By Thomas Miller, President, National Research Center, Inc.

As I was watching the new series The Vietnam War from PBS, I found myself fascinated by Robert McNamara’s penchant for performance metrics, which he brought from the Ford Motor Company to the Kennedy and Johnson administrations’ defense department. Extolledand deridedas a “human computer,” McNamara had earned a reputation as an expert at measuring corporate and government processes to improve efficiencies.

In local government, we, too, have a deep interest in measuring performance, using hard data to tell our stories of success and challenge. While the Vietnam series is a documentary about the motivations and waging of that war, it also is a history lesson about how we make policy decisions.

Like McNamara, at least in this small way, I am a stats guy. Data-based decisions are better, in my thinking, than are decisions that come only from the gut and the knee. I know I’m not a “whiz kid” or one of the “best and the brightest,” but I resist the shibboleths that proclaim statistics the enemy of common sense.
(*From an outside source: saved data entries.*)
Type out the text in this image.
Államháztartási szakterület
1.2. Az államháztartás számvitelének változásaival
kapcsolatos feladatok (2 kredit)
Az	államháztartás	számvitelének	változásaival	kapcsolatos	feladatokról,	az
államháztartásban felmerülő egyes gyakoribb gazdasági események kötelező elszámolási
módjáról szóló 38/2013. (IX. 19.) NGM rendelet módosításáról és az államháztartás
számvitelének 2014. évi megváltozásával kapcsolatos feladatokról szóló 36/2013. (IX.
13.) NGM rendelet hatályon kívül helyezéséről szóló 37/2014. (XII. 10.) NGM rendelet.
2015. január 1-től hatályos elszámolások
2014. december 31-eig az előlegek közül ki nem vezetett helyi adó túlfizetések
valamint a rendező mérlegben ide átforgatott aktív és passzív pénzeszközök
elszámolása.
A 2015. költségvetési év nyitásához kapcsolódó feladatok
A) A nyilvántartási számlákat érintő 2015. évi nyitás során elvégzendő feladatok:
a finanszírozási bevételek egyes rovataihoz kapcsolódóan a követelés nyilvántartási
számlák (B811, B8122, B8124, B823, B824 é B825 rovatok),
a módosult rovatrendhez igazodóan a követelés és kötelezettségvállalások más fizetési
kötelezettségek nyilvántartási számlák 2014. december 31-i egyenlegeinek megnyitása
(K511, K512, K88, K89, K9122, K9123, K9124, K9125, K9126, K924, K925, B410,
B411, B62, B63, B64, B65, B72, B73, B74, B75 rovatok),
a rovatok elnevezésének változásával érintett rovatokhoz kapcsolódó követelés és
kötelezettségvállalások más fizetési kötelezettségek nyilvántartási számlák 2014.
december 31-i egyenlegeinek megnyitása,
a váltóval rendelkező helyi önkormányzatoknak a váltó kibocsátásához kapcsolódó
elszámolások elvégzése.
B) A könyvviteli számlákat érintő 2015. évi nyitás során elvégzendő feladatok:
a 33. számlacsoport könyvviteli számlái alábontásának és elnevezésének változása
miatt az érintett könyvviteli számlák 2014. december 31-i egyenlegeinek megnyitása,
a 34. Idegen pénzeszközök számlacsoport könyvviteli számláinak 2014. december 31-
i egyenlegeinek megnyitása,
Yes, you can lie with statistics, but you can lie even better with words.

My bow to numbers made, it also is clear to me that performance data alone or the wrong performance data can misdirect vital policy conclusions. A quote from USAID’s Rufus Phillips in Episode 2 of the Vietnam series offers a relevant illustration and a caution to all of us in the performance measuring business:

“Secretary McNamara decided that he would draw up some kind of chart to determine whether we were winning or not and he was putting in things like numbers of weapons recovered, numbers of Vietcong killed . . . very statistical. And he asked Edward Lansdale who was then in the Pentagon as head of special operations to come down and look at this and so Lansdale did and he said, ‘There’s something missing.’ And McNamara said, ‘What?' and Lansdale said, ‘The feelings of the Vietnamese people.’ You couldn’t reduce it to a statistic.”

The PBS series is filled with implied criticism of the exclusive use of numbers to draw conclusions about the success of the war (and separately, it vilifies the lack of transparency from the government and military).

Like the war efforts of mid-Twentieth-Century America, local governments that work the front lines of performance management these days are intent to measure what matters, but unlike the federal government of the last millennium, today’s jurisdictions toil to be fully forthcoming with their findings.

Yet it also is true that for modern-day jurisdictions, secondary data alone that inform the status of processes (potholes filled, park acreage) or the proxy outcomes of government interventions (travel time across town, numbers of crimes) are likely to miss the fundamental point of government policy decisions. We need to understand what the people think of their lives and community. And the best way to know what the people think is to ask them.